All Saints' Church
|
|
|
|
Location: | 211 Ashmont St., Boston, Massachusetts |
---|---|
Area: | 1.1 acres (0.45 ha) |
Built: | 1892 |
Architect: | Cram,Ralph Adams |
Architectural style: | Late Gothic Revival |
Governing body: | Private |
NRHP Reference#: | 80000678[1] |
Added to NRHP: | June 16, 1980 |
All Saints' Church, Ashmont, officially The Parish of All Saints – Ashmont, began in 1867 as a mission of St. Mary's Church. The building was built in 1892, largely through the generosity of Colonel Oliver Peabody, one of the founders of Kidder, Peabody & Co.. It is a parish of the Episcopal Diocese of Massachusetts.[2]

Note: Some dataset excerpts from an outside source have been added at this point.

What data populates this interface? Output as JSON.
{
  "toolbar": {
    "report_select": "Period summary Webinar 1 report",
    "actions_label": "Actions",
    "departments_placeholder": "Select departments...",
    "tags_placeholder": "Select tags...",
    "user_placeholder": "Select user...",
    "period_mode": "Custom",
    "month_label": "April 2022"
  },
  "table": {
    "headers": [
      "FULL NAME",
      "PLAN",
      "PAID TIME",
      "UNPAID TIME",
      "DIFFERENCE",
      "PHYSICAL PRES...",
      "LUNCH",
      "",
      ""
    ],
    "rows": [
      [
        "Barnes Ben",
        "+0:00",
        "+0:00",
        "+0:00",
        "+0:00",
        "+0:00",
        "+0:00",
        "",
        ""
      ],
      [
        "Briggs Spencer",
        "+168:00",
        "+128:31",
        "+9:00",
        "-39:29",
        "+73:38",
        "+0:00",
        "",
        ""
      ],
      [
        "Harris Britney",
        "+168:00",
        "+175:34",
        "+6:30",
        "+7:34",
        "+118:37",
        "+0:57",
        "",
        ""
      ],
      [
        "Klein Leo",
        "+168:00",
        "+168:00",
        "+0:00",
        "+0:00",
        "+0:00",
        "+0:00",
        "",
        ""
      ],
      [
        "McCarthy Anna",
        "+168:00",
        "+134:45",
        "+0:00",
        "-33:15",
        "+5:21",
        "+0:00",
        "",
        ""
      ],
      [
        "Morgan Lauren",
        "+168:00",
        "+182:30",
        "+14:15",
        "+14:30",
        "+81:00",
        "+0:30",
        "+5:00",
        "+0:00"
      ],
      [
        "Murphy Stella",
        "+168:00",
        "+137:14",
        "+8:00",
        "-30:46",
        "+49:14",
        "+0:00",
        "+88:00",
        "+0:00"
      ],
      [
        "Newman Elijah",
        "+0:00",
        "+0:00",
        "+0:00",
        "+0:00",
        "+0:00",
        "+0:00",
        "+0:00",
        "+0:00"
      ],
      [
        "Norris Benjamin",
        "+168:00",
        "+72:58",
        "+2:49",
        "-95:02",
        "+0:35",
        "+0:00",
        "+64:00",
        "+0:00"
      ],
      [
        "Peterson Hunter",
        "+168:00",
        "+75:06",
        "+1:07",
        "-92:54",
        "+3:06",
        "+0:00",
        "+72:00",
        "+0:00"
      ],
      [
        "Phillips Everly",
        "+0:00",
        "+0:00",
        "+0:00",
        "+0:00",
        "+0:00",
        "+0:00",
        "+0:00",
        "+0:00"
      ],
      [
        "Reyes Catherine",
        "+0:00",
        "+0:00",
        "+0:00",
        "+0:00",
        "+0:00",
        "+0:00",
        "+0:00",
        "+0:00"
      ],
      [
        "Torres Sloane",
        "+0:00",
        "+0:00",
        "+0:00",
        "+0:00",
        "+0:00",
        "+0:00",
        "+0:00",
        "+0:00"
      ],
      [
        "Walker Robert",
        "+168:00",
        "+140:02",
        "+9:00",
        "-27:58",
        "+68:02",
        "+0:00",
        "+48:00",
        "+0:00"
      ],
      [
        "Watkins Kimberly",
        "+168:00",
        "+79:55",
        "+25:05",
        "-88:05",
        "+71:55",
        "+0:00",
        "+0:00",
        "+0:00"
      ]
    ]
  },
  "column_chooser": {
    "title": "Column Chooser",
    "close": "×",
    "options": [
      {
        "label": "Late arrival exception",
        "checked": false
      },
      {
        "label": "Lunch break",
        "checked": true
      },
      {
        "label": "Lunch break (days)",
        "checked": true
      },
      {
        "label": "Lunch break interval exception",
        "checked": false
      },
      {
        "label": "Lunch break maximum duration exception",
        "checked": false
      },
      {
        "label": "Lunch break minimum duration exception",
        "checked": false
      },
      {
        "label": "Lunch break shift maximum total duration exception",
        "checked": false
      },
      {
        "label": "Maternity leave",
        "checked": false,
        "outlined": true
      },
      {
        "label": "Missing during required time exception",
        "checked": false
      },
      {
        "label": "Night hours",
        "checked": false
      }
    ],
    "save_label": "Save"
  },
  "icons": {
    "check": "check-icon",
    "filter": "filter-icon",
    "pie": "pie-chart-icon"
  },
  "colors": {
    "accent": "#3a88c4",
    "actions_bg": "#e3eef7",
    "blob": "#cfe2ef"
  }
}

Douglass Shand Tucci said of the church: "Architect Ralph Adams Cram's first church, designed in partnership with Bertram Goodhue, was All Saints', Ashmont. A significant landmark in American architectural history, All Saints' is, of its type, Cram and Goodhue's masterpiece, and a model for American parish church architecture for the first half of the 20th century."[3]
It is in the southern part of Dorchester, a neighborhood of Boston, a short walk from the Ashmont T station on the Red Line.
The church was listed on the National Register of Historic Places in 1980.[1]